On Wednesday at CHI, we’ll be presenting our paper on nb, a discussion forum situated in the margins of documents being discussed. Its original intended usage was for discussion of classroom lecture notes, but we have discovered through our reading group that it is also quite useful for reading, commenting on and discussing research papers. With this in mind, we’re making nb available to the CHI 21012 conference community.
We’ve created a folder on nb for CHI papers; there, you can read and annotate/discuss papers that have been uploaded by their authors. There are currently 4 CHI papers there. The first, of course, is our own paper on nb. We’d love your comments, especially if they arrive before we present on Wednesday morning! If you want to read and discuss, you just register on the site. If you want to make your paper available for comments, please email your paper to sacha@mit.edu and he’ll upload it (yes, this is clunky—the system is currently designed for a faculty member who is uploading their course content, without means for “mere participants” to do the same). I’d like to suggest, since you are seeking comments on your paper, that you “pay it forward”—read and comment on one of the papers already there to balance the hope that someone will then do the same for you.

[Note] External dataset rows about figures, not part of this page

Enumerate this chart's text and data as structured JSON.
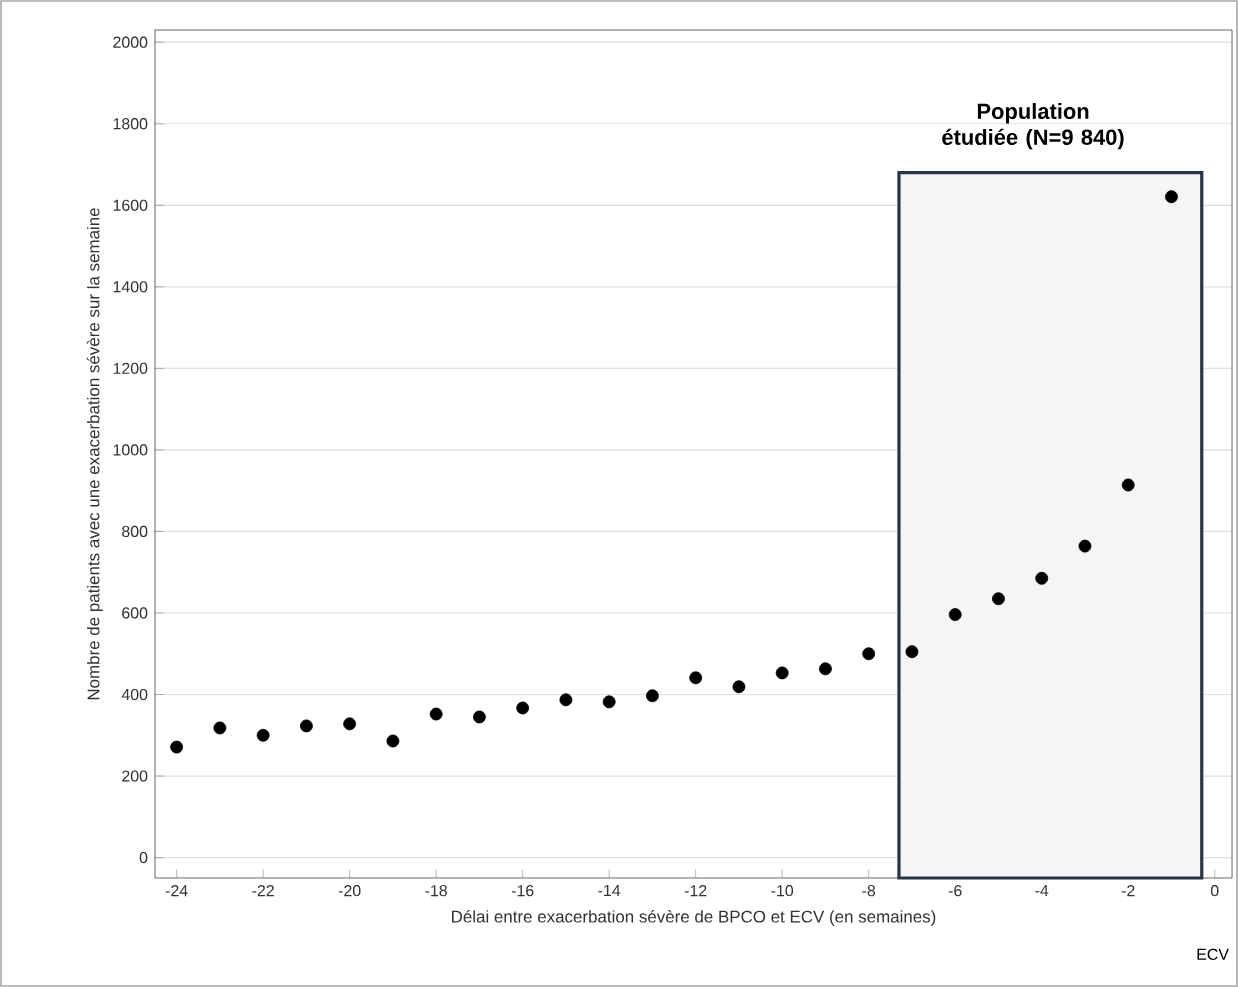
{
  "chart_data": {
    "type": "scatter",
    "xlabel": "Délai entre exacerbation sévère de BPCO et ECV (en semaines)",
    "ylabel": "Nombre de patients avec une exacerbation sévère sur la semaine",
    "x": [
      -24,
      -23,
      -22,
      -21,
      -20,
      -19,
      -18,
      -17,
      -16,
      -15,
      -14,
      -13,
      -12,
      -11,
      -10,
      -9,
      -8,
      -7,
      -6,
      -5,
      -4,
      -3,
      -2,
      -1
    ],
    "values": [
      271,
      318,
      300,
      323,
      328,
      286,
      352,
      345,
      367,
      387,
      382,
      397,
      441,
      419,
      453,
      463,
      500,
      505,
      596,
      635,
      685,
      764,
      914,
      1621
    ],
    "color": "#000000",
    "marker": "circle",
    "xlim": [
      -24.5,
      0.4
    ],
    "ylim": [
      -50,
      2030
    ],
    "xticks": [
      -24,
      -22,
      -20,
      -18,
      -16,
      -14,
      -12,
      -10,
      -8,
      -6,
      -4,
      -2,
      0
    ],
    "yticks": [
      0,
      200,
      400,
      600,
      800,
      1000,
      1200,
      1400,
      1600,
      1800,
      2000
    ],
    "grid": "y",
    "bands": [
      {
        "axis": "x",
        "from": -7.3,
        "to": -0.3,
        "label": "Population étudiée (N=9 840)",
        "color": "#2b3445"
      }
    ],
    "annotations": [
      "ECV"
    ]
  }
}
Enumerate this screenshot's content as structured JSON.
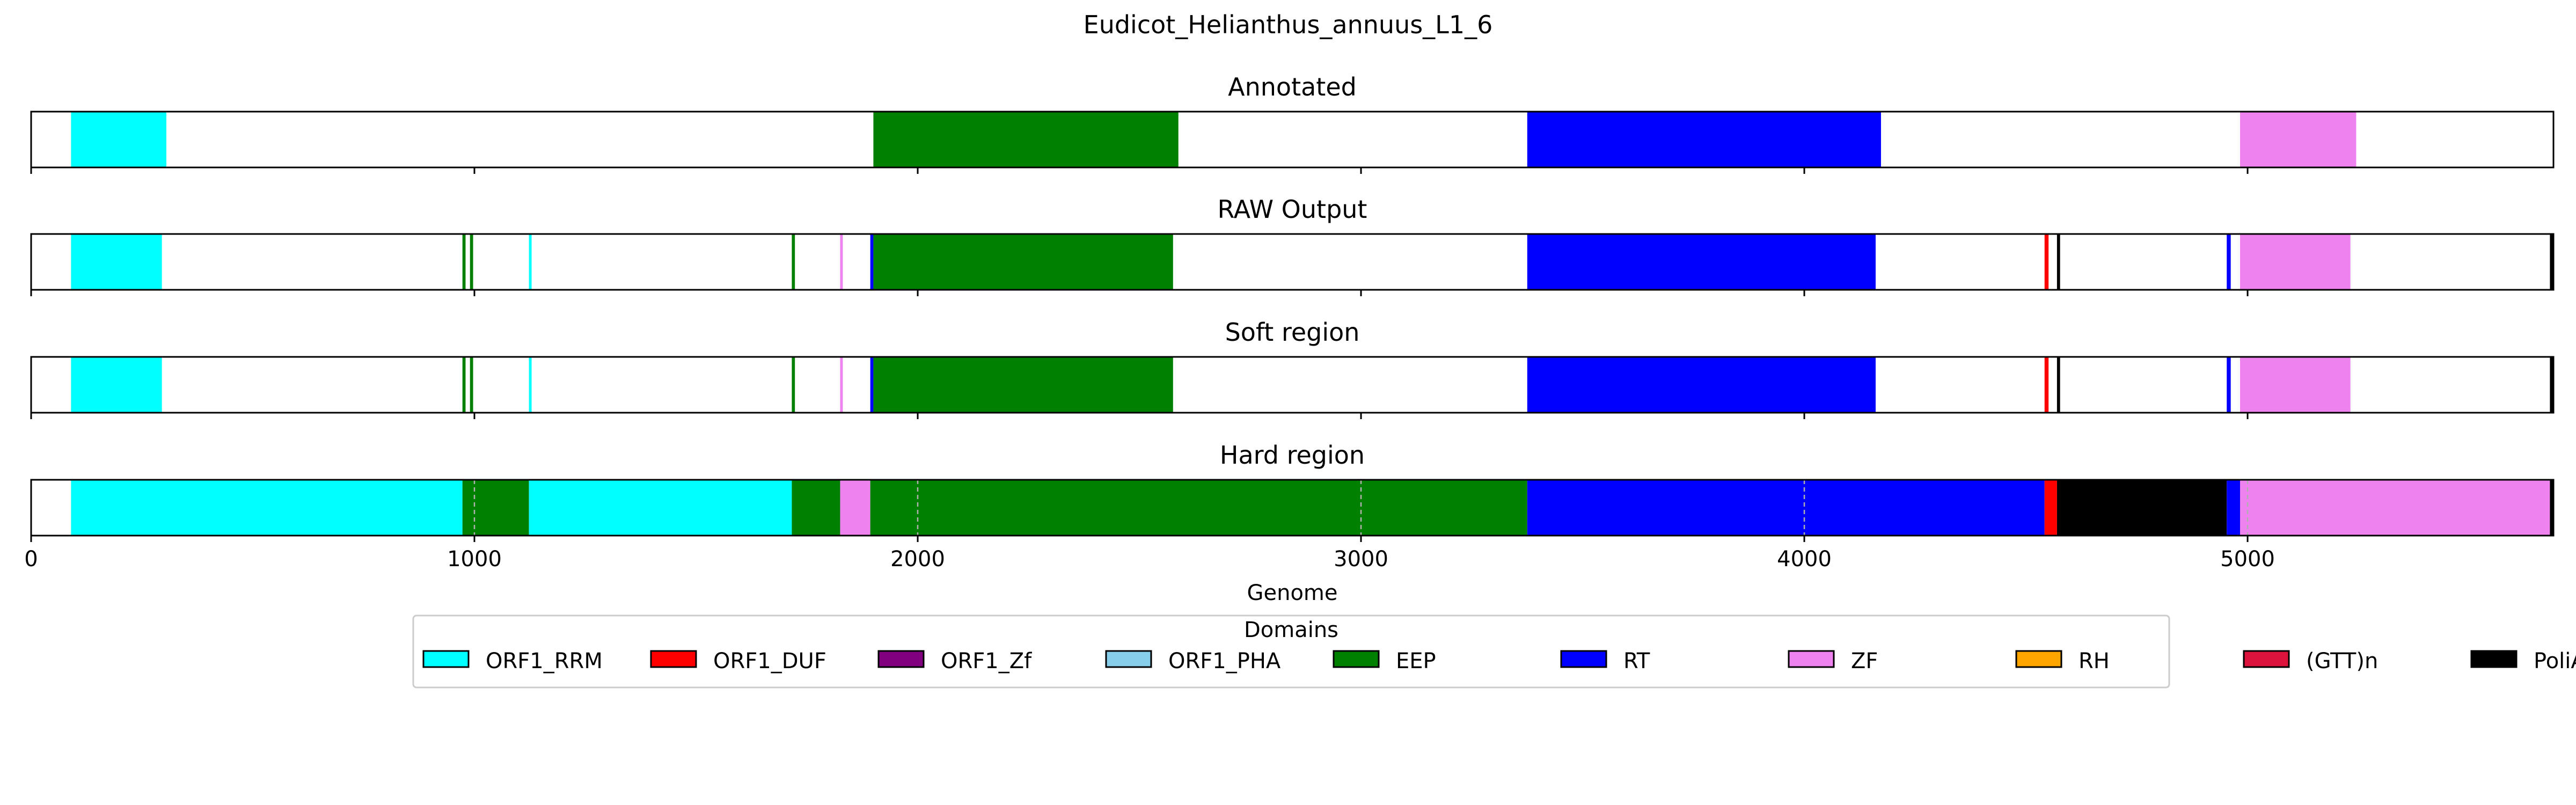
{
  "figure_title": "Eudicot_Helianthus_annuus_L1_6",
  "chart_data": {
    "type": "bar",
    "title": "Eudicot_Helianthus_annuus_L1_6",
    "xlabel": "Genome",
    "xlim": [
      0,
      5690
    ],
    "xticks": [
      0,
      1000,
      2000,
      3000,
      4000,
      5000
    ],
    "xtick_labels": [
      "0",
      "1000",
      "2000",
      "3000",
      "4000",
      "5000"
    ],
    "grid": "vertical dashed gridlines on Hard region panel",
    "tracks": [
      {
        "title": "Annotated",
        "segments": [
          {
            "domain": "ORF1_RRM",
            "start": 90,
            "end": 305
          },
          {
            "domain": "EEP",
            "start": 1900,
            "end": 2588
          },
          {
            "domain": "RT",
            "start": 3375,
            "end": 4173
          },
          {
            "domain": "ZF",
            "start": 4983,
            "end": 5245
          }
        ]
      },
      {
        "title": "RAW Output",
        "segments": [
          {
            "domain": "ORF1_RRM",
            "start": 90,
            "end": 295
          },
          {
            "domain": "EEP",
            "start": 973,
            "end": 980
          },
          {
            "domain": "EEP",
            "start": 990,
            "end": 997
          },
          {
            "domain": "ORF1_RRM",
            "start": 1123,
            "end": 1129
          },
          {
            "domain": "EEP",
            "start": 1716,
            "end": 1723
          },
          {
            "domain": "ZF",
            "start": 1825,
            "end": 1831
          },
          {
            "domain": "RT",
            "start": 1893,
            "end": 1900
          },
          {
            "domain": "EEP",
            "start": 1900,
            "end": 2576
          },
          {
            "domain": "RT",
            "start": 3375,
            "end": 4161
          },
          {
            "domain": "ORF1_DUF",
            "start": 4542,
            "end": 4551
          },
          {
            "domain": "PoliA",
            "start": 4570,
            "end": 4577
          },
          {
            "domain": "RT",
            "start": 4953,
            "end": 4962
          },
          {
            "domain": "ZF",
            "start": 4983,
            "end": 5232
          },
          {
            "domain": "PoliA",
            "start": 5682,
            "end": 5690
          }
        ]
      },
      {
        "title": "Soft region",
        "segments": [
          {
            "domain": "ORF1_RRM",
            "start": 90,
            "end": 295
          },
          {
            "domain": "EEP",
            "start": 973,
            "end": 980
          },
          {
            "domain": "EEP",
            "start": 990,
            "end": 997
          },
          {
            "domain": "ORF1_RRM",
            "start": 1123,
            "end": 1129
          },
          {
            "domain": "EEP",
            "start": 1716,
            "end": 1723
          },
          {
            "domain": "ZF",
            "start": 1825,
            "end": 1831
          },
          {
            "domain": "RT",
            "start": 1893,
            "end": 1900
          },
          {
            "domain": "EEP",
            "start": 1900,
            "end": 2576
          },
          {
            "domain": "RT",
            "start": 3375,
            "end": 4161
          },
          {
            "domain": "ORF1_DUF",
            "start": 4542,
            "end": 4551
          },
          {
            "domain": "PoliA",
            "start": 4570,
            "end": 4577
          },
          {
            "domain": "RT",
            "start": 4953,
            "end": 4962
          },
          {
            "domain": "ZF",
            "start": 4983,
            "end": 5232
          },
          {
            "domain": "PoliA",
            "start": 5682,
            "end": 5690
          }
        ]
      },
      {
        "title": "Hard region",
        "segments": [
          {
            "domain": "ORF1_RRM",
            "start": 90,
            "end": 973
          },
          {
            "domain": "EEP",
            "start": 973,
            "end": 1123
          },
          {
            "domain": "ORF1_RRM",
            "start": 1123,
            "end": 1716
          },
          {
            "domain": "EEP",
            "start": 1716,
            "end": 1825
          },
          {
            "domain": "ZF",
            "start": 1825,
            "end": 1893
          },
          {
            "domain": "EEP",
            "start": 1893,
            "end": 3375
          },
          {
            "domain": "RT",
            "start": 3375,
            "end": 4542
          },
          {
            "domain": "ORF1_DUF",
            "start": 4542,
            "end": 4570
          },
          {
            "domain": "PoliA",
            "start": 4570,
            "end": 4953
          },
          {
            "domain": "RT",
            "start": 4953,
            "end": 4983
          },
          {
            "domain": "ZF",
            "start": 4983,
            "end": 5682
          },
          {
            "domain": "PoliA",
            "start": 5682,
            "end": 5690
          }
        ]
      }
    ],
    "legend": {
      "title": "Domains",
      "placement": "bottom-center",
      "entries": [
        {
          "label": "ORF1_RRM",
          "color": "#00FFFF"
        },
        {
          "label": "ORF1_DUF",
          "color": "#FF0000"
        },
        {
          "label": "ORF1_Zf",
          "color": "#800080"
        },
        {
          "label": "ORF1_PHA",
          "color": "#87CEEB"
        },
        {
          "label": "EEP",
          "color": "#008000"
        },
        {
          "label": "RT",
          "color": "#0000FF"
        },
        {
          "label": "ZF",
          "color": "#EE82EE"
        },
        {
          "label": "RH",
          "color": "#FFA500"
        },
        {
          "label": "(GTT)n",
          "color": "#DC143C"
        },
        {
          "label": "PoliA",
          "color": "#000000"
        }
      ]
    }
  }
}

The paper itself is focused on classroom deployment. Nb has been used in about 60 classes at 5 universites, with several faculty choosing to use it repeatedly. We study a particular successful use of the tool, in a class at MIT where it acquired over 14,000 comments from 100 students. Using both quantitative and interview data, we explain why situating discussions in the margins can work better than the typical separate-forum approach.